Peki, Türk-Rus ilişkilerinde sorun yok mu? diye soran Erşen, Rusya ile Türkiye arasında netlik kazanmamış ciddi fikir ayrılıkları bulunduğunu ve bunların yeni bir krizi doğurabilecek güçte ve önemde olduğunu belirtti. Erşen bu sorunları şöyle sıraladı: - PKK Rusya’da terör örgütü olarak kabul edilmiyor ve - Türkiye Suriye’de Rusya’nın desteklediği Esad yönetiminin devam etmesinin kabul etmiş değil ve Suriye’deki birçok insan hakları ihlallerinden ciddi rahatsızlık duyuyor. - Vizelerin yeniden kaldırılmasına şuan için sıcak bakılmıyor. - Tarım ürünlerinin ihracatında Rusya’nın kısıtlamaları henüz kalkmış değil, - Doğalgaz indiriminin miktarı henüz netleşmedi, - Türkakımı projesinin gerçekleşip-gerçekleşmeyeceği belli değil, - Şuan Rusya Suriye’de Türk ordusunun Elbab’a girmesine karşı çıkıyor - ABD’de yeni yönetim (Trump yönetimi) eğer Türkiye’nin güvenlik ihtiyaçlarını karşılayan bir tutum takınırsa Türkiye’nin Rusya’ya yaklaşması bundan olumsuz etkilenecektir. Aynı şekilde ABD Rusya ile bir uzlaşmaya giderse bu sefer Türkiye’nin güvenlik endişeleri olumsuz etkilenecektir. - Türkiye Rusya’nın Kırım’ı ilhakını kabul etmiyor ve etmeyeceğin beyan etti. Bunlar gibi birçok faktörün Türk-Rus ilişkilerini kırılganlaştırdığını ve istikrarlı bir iyileşme yerine değişken bir sürecin yaşanabileceğini belirten Emre Erşen, ayrıca Suriye’de Türkiye ile Rusya arasında hangi grupların terörist olarak kabul edildiği konusunda ciddi ayrılıklar olduğunun altını çizdi.

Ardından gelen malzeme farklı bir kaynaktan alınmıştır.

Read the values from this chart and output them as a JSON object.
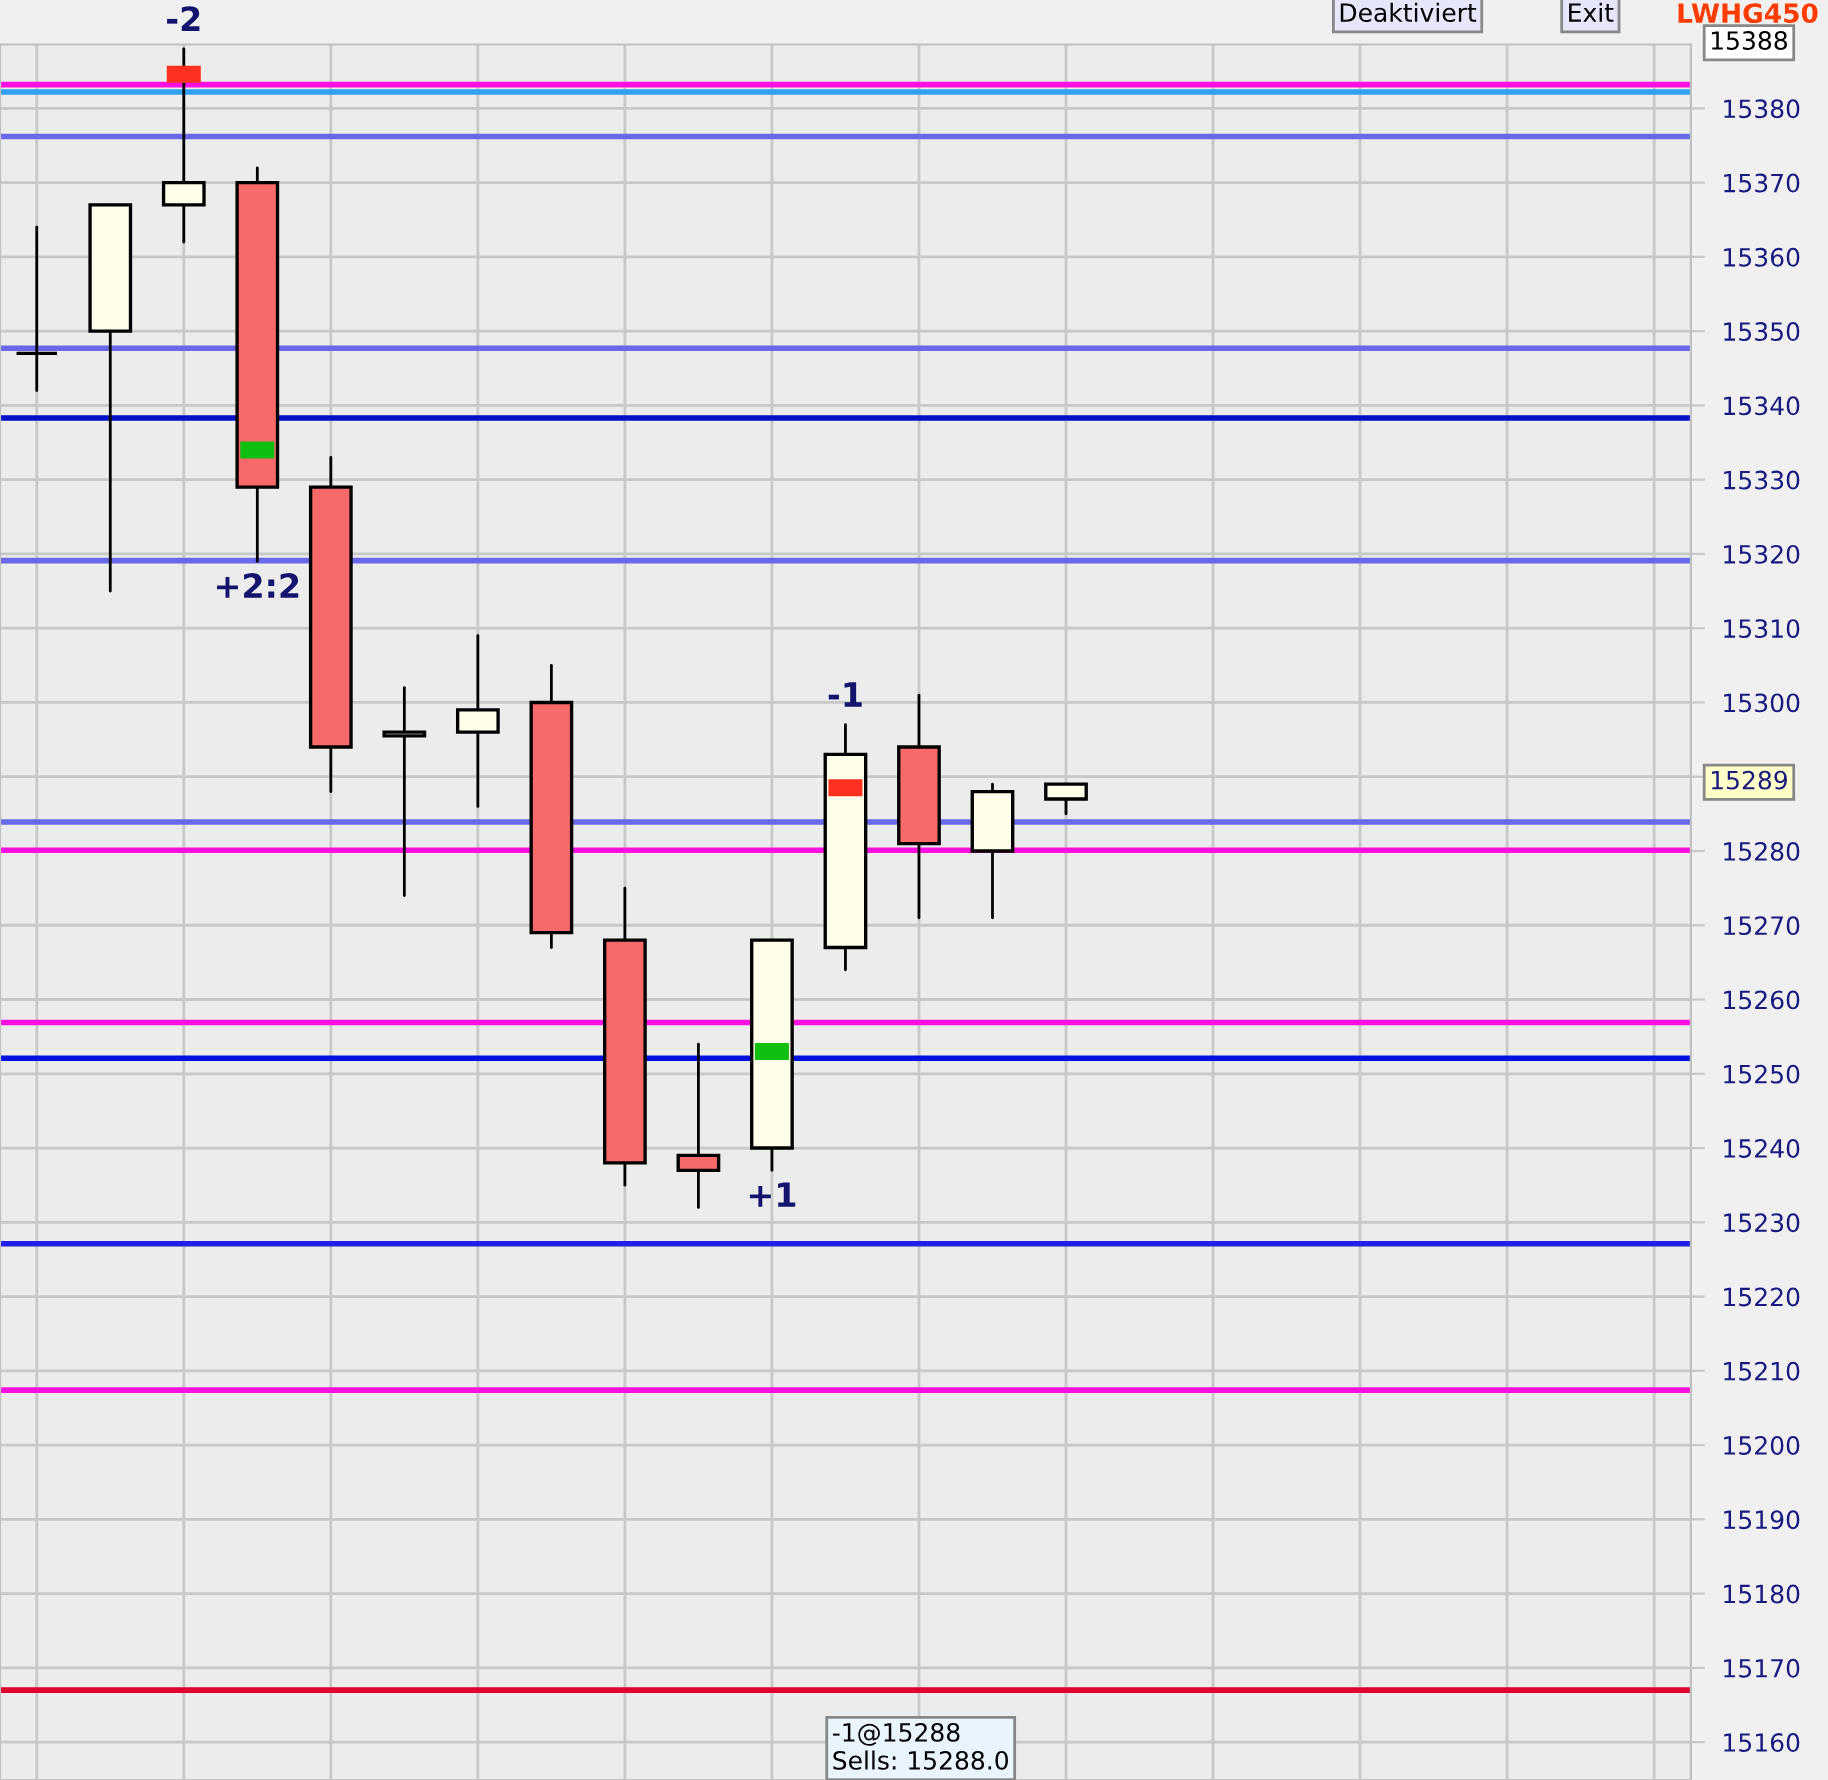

Nurşin Ateşoğlu Güney: Rusya’daki ağır ekonomik kriz Rus-Türk yakınlaşmasını sağladı!

Toplantının tartışma kısmında Prof. Dr. Nurşin Ateşoğlu Güney konuşmacıların bazı tespitleri üzerinde durarak Rusya’daki ağır ekonomik krizin Rus-Türk yakınlaşmasında kritik rol oynadığının altını çizdi.

Erşen: Şangay İşbirliği Örgütü Türkiye için AB ve NATO’nun bir alternatifi değil!

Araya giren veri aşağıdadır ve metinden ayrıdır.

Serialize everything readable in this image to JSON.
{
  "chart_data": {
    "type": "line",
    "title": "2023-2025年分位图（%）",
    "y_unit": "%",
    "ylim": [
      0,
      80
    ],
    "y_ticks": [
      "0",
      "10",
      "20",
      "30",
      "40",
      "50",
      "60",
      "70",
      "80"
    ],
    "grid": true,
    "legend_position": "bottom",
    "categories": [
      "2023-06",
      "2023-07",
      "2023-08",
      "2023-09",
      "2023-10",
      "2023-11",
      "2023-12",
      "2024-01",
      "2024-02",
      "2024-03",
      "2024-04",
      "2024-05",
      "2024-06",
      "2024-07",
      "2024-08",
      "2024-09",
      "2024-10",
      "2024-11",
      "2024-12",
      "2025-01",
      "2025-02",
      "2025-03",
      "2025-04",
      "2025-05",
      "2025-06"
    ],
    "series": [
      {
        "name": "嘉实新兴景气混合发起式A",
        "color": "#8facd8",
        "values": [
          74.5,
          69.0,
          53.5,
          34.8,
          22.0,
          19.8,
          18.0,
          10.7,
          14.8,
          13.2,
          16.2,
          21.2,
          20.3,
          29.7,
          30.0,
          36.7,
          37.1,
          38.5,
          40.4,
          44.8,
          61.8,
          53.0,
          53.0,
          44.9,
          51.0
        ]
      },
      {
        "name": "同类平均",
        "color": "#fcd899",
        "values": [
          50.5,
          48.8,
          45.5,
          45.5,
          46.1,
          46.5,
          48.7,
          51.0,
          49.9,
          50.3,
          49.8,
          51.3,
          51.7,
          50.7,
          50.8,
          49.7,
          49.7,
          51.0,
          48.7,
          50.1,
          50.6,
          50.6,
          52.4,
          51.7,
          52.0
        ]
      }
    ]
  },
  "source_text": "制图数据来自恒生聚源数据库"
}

Tartışma kısmında gelen sorular üzerine konuşmacılar Şangay İşbirliği Örgütü ile Türkiye’nin arasında bir ilişki olmakla birlikte bu örgütün imaj olarak önemli görüldüğü, ancak başardığı fazla birşeyin olmadığını, Türkiye’nin AB ile yaşanan gerilim nedeniyle söylemsel olarak bu örgütü gündeme getirdiğini belirttiler.